Search code examples
pythoncollectionsmembershipsetcmp

Understanding python object membership for sets


If I understand correctly, the __cmp__() function of an object is called in order to evaluate all objects in a collection while determining whether an object is a member, or 'in', the collection. However, this does not seem to be the case for sets:

class MyObject(object):
    def __init__(self, data):
        self.data = data

    def __cmp__(self, other):
        return self.data-other.data

a = MyObject(5)
b = MyObject(5)

print a in [b]          //evaluates to True, as I'd expect
print a in set([b])     //evaluates to False

How is an object membership tested in a set, then?


Solution

  • >>> xs = []
    >>> set([xs])
    Traceback (most recent call last):
      File "<stdin>", line 1, in <module>
    TypeError: unhashable type: 'list'
    

    There you are.
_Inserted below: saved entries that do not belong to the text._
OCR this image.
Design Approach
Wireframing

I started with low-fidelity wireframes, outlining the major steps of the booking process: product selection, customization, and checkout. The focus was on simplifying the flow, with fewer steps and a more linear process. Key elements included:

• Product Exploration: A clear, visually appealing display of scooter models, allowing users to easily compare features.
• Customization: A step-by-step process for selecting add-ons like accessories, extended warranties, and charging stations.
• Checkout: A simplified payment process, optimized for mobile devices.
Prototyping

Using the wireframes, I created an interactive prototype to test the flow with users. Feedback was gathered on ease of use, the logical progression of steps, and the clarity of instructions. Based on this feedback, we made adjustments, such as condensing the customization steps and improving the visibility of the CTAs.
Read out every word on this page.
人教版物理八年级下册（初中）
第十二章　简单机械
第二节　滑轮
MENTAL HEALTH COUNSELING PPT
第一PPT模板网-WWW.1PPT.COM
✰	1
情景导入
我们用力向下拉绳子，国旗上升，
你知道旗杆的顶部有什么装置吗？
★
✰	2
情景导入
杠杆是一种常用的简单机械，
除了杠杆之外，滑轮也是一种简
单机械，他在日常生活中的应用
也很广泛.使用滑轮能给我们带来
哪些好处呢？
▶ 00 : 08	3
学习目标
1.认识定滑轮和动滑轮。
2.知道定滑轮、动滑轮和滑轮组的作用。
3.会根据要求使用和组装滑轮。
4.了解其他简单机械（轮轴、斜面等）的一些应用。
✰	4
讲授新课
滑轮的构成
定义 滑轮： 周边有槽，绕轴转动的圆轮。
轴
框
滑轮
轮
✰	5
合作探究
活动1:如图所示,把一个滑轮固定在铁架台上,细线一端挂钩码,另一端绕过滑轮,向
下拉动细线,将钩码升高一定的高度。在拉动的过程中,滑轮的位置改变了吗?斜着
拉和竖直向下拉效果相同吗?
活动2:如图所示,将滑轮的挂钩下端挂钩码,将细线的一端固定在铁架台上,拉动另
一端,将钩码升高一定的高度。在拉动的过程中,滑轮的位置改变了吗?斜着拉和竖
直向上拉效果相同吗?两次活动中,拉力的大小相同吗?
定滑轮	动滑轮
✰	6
Sets use hashes, very similar to dicts. This help performance extremely (membership tests are O(1), and many other operations depend on membership tests), and it also fits the semantics of sets well: Set items must be unique, and different items will produce different hashes, while same hashes indicate (well, in theory) duplicates.

    Since the default __hash__ is just id (which is rather stupid imho), two instances of a class that inherits object's __hash__ will never hash to the same value (well, unless adress space is larger than the sizeof the hash).